Let’s Call the Whole Thing Off

Let’s Call the Whole Thing Off

In all my years of planning weddings I had never had any wedding or event called off before last year. The pandemic has been a lot, during and after, for all of us to deal with. Our world is a truly dark place at this particular moment and I’m amazed by the strength and resilliance of so many wonderful loving couples through all of this. With all the happy marriages started together despite changed or totally destroyed plans, new gorgeous babies created, and so much joy I’ve enjoyed with so many of you every single day – it has proven to be too much for too many.

If you find yourself in a position where you must call off your engagement and go your separate ways, this is yet another place where your wedding planner is here to help. I have always had a seemingly theoretical non-refundable retainer clause, and it’s important. I put a lot of work in to your wedding before your wedding date. I don’t think it ever truly occurred to me before recently that this is important for my company and all of your vendors.

If you must cancel for any reason, the closer you get to your wedding date, the harder it is for your vendors to get hired by another client for your date and the more of their time they have put in to preparing and doing work for your upcoming wedding. These clauses are there because we are mostly a collective of small business owners, and not because there is any joy for anyone if your wedding is cancelled.

So what do you actually do if this happens to you? First of all let me assure you that everyone is so incredibly sympathetic and sad that you are going through this. Often it can be hard for you to process any of this and on top of that you now have to deal with the financial obligations coming due.

Here is my step-by-step guide on what to do:

Step 1 – Ask for help!

If you have a planner, you have paid a non-refundable retainer to them. Ask them for help cancelling if you have service hours left to spend. If you don’t have a planner, ask a best friend, wedding party members, parents or somebody you trust. Give them a contact list and copies of your contracts. Let them read through the cancellation clauses for you to see what you need to do, how it needs to be done, and what cannot be refunded when cancelled.

Step 2 – Contact vendors one by one to cancel

If you are doing this yourself (or if you are the person assisting the couple with this process), put it all in writing! Email is a good start and counts as “in writing”. Contact each vendor one by one – do not write one group email. Acknowledge the exact details needed ex. Couples name, event details, location, and date. Let them know the reason you are contacting them and know that exact details of the reason are not needed, just the facts, respect the couple’s privacy. Acknowledge the deposits made, ask if any services were rendered up to this point for that deposit and ask if additional or replacement services can be offered in exchange for this pre-paid total. Ask what exactly is needed to officially cancel their services or if this correspondence is adequate. If it is unclear, ask if more is due from the couple at this point or in the future.
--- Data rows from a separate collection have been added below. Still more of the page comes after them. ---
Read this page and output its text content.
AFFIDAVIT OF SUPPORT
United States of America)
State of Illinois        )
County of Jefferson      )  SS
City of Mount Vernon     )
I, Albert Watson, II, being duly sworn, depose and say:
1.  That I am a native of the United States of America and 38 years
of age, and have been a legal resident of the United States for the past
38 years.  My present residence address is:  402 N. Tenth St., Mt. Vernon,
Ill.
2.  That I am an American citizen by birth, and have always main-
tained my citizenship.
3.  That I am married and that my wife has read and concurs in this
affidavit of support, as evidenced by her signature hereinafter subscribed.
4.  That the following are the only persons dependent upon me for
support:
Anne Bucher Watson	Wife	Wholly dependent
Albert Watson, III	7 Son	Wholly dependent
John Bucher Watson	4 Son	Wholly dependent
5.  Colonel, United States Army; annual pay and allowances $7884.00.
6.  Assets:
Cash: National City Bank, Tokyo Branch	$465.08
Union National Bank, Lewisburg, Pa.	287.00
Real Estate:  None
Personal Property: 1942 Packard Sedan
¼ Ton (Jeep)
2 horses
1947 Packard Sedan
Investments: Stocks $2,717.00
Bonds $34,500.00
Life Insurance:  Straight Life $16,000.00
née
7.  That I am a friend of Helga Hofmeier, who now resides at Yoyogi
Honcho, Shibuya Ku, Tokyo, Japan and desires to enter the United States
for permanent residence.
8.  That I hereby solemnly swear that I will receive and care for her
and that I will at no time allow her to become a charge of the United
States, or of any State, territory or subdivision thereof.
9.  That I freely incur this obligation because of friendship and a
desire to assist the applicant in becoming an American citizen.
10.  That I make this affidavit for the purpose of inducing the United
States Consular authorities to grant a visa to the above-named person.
Step 3 – Do NOT ask your friend or loved one any additional questions if you do not need to.

Answer all the questions the vendors may have. Gather all of the details of exactly whats been paid, what if anything still must be paid, and exactly what is required to cancel officially if anything more is needed. Once you have all of the details lined up once and only once email the couple or responsible person from the couple and cc the individual vendor. At this point you should be able to easily confirm to them, this service has been cancelled. The deposit is non-refundable but if you decide you want to use it in the future (list any way it may be used) then otherwise this vendor’s service is cancelled and nothing further is due.

If more is due, let them know what and when.

If more steps are needed to cancel but they must do it in writing directly, let them know what they need to do and that the vendor is copied so they can complete that step together now by replying all.

Step 4 – If more actions can be taken, Take them

If there are options to forgive the deposit (example a venue may allow you to recoup some or much of the cost if you can rebook the date) then go to facebook planning pages or other spaces to announce the details of what is available.

If something is fully non-refundable and already paid for decide if there is some other event it can be used for on the same date. Even if the couple wants nothing to do with being there, and who would blame them, somebody in the family may want to use it rather than lose it.

Step 5 – Let it go

It is terrible. It is sad. It is ok to be upset and beyond yourselves with all that is lost. Part of processing all of this is going to be letting it go, cutting your losses, and moving on with your life. None of that is actually easy to do, but it is required and you will absolutely get through this. Ordinarily I’d be very quick to always advise therapy and at this time I will say it is exceptionally important.

As I told my kids many times as they were growing up, it doesn’t matter if you’ve dated two weeks or been married for 50 years, if somebody doesn’t want to be in a relationship any longer that is absolutely ok and their right. It sucks. It isn’t easy, but life absolutely goes on and you deserve to be loved completely and truly.

I hope this is helpful and as always feel free to ask questions.